Medication Adherence: A Literature Review

Charlotte A. Kenreigh, PharmD, and Linda Timm Wagner, PharmD


October 12, 2005

In This Article

Heart Failure Patients

Both the failure to make important lifestyle changes and the failure to take prescribed medications have been identified as significant problems in patients with heart failure, but a recent review identified only a small number of studies that evaluated interventions for improving adherence.[8] Education and counseling (in person and via the telephone) have demonstrated significantly improved adherence. Simplification of the prescribed regimen and use of dispensing aids were identified as additional medication-related interventions.

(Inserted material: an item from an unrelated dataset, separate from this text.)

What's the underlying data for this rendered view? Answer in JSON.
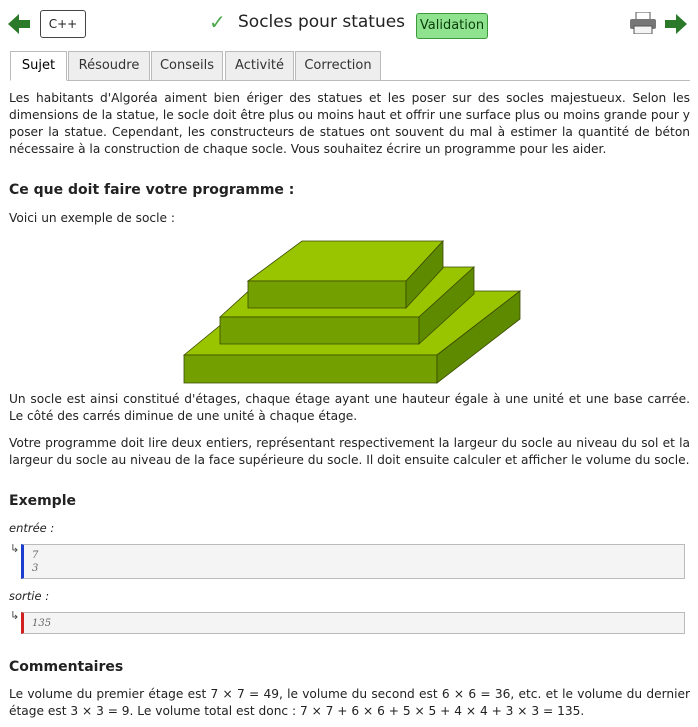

For example, if a pharmacist recognizes that the patient is not able to maintain adherence because of a complicated medication regimen, he or she can evaluate the patient's medication profile to determine whether changes could be suggested to the prescribing clinician that would result in a simpler medication schedule. This is especially helpful if the patient is treated by more than one clinician and the prescribers are not fully aware of the patient's entire medication regimen.

The use of polypharmacy remains problematic in today's healthcare environment, and this strategy is best suited for the ideal situation in which the patient uses a single pharmacy for all prescription medications. Simple tools such as pill boxes and dosing calendars can also be beneficial for more complicated regimens.